How to cite this paper
Cayless, Hugh, Thibault Clérice and Jonathan Robie. “Introducing Citation Structures.” Presented at Balisage: The Markup Conference 2021, Washington, DC, August 2 - 6, 2021. In Proceedings of Balisage: The Markup Conference 2021. Balisage Series on Markup Technologies, vol. 26 (2021). https://doi.org/10.4242/BalisageVol26.Cayless01.
Balisage: The Markup Conference 2021
August 2 - 6, 2021
Balisage Paper: Introducing Citation Structures
Hugh Cayless
Hugh is a Senior Digital Humanities Developer at Duke University Libraries.
Thibault Clérice
Thibault Clérice est responsable du master « Technologies numériques appliquées à
l’histoire » de l’École nationale des chartes (Paris, France).
Jonathan Robie
Instigator in Chief at biblicalhumanities.org.

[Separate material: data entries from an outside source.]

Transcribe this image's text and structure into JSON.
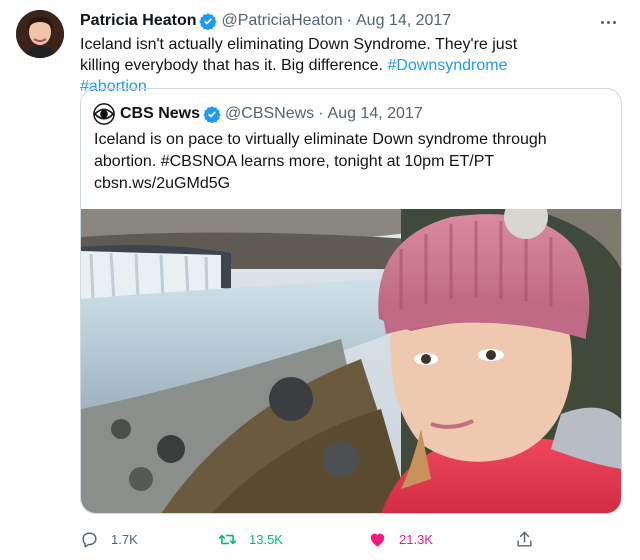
{
  "author": {
    "display_name": "Patricia Heaton",
    "handle": "@PatriciaHeaton",
    "date": "Aug 14, 2017"
  },
  "tweet": {
    "text_plain": "Iceland isn't actually eliminating Down Syndrome. They're just killing everybody that has it. Big difference.",
    "hashtags": [
      "#Downsyndrome",
      "#abortion"
    ]
  },
  "quoted": {
    "display_name": "CBS News",
    "handle": "@CBSNews",
    "date": "Aug 14, 2017",
    "text": "Iceland is on pace to virtually eliminate Down syndrome through abortion. #CBSNOA learns more, tonight at 10pm ET/PT",
    "link": "cbsn.ws/2uGMd5G"
  },
  "actions": {
    "replies": "1.7K",
    "retweets": "13.5K",
    "likes": "21.3K"
  },
  "colors": {
    "accent": "#1d9bf0",
    "retweet": "#00ba7c",
    "like": "#f91880",
    "muted": "#536471"
  },
  "icons": {
    "verified": "verified-badge-icon",
    "more": "more-dots-icon",
    "reply": "reply-icon",
    "retweet": "retweet-icon",
    "like": "heart-icon",
    "share": "share-icon",
    "cbs_logo": "cbs-eye-logo-icon"
  }
}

©2021 Hugh Cayless, Thibault Clérice, and Jonathan Robie
Abstract
Text Encoding Initiative documents are notoriously heterogeneous in structure, since
the
Guidelines are intended to permit the encoding on any type of text, from tax receipts
written on papyrus to Shakespeare plays or novels. Citation Structures are a new feature
in
the TEI Guidelines that provide a way for documents to declare their own internal
structure
along with a way to resolve citations conforming to that structure. This feature will
allow
systems ike the Distributed Text Services (DTS) API, which process heterogeneous TEI
documents to handle tasks like automated table of contents generation, the extraction
of
structural metadata, and the resolution of citations without prior knowledge of document
structure.
TEI documents often have an internal structure that is central to the way they are
used, but
because TEI can represent any kind of text, there is no one standard internal structure.
Until
recently, there was not a consistent way to declare their structure. This caused obvious
problems for any software system needing to provide generic support to document structures
encoded in TEI. Distributed Text Services (DTS) is an API for reading and querying
collections
of TEI-encoded texts. DTS allows users to browse text collections, retrieve lists of citable structures
for documents within those collections, and resolve citations to parts of the documents.
A DTS
client has no a-priori knowledge of these structures, it must be able to discover
them while
browsing and querying a given work. As developers and implementers of the standard,
we needed a
way to allow TEI documents to declare their own internal structures, so we proposed
a new
element, <citeStructure>
, that can unambiguously declare one or more mechanisms
for citing a work encoded in TEI and also associate metadata with structural levels,
using the
<citeData>
element. Our proposal was accepted and merged into the TEI
Guidelines for the 4.2.0 release.
The problem we faced will become clear immediately if we consider some of the types
of text
one might wish to deploy DTS for. The Digital Latin Library aims to produce critical
editions of
Latin texts from the Classical, Mediaeval, and Renaissance eras. In such collections,
it would
be unsurprising to find works organized by chapter, paragraph, and sentence next to
ones cited
by book and line number, or book, poem, and line number, or just poem and line number.
An
edition of Calpurnius Siculus's bucolic poetry contains seven poems of around 100
lines each,
and is therefore cited by poem and verse line. A work of prose, like Livy, on the
other hand,
would be organized by book, chapter and sentence.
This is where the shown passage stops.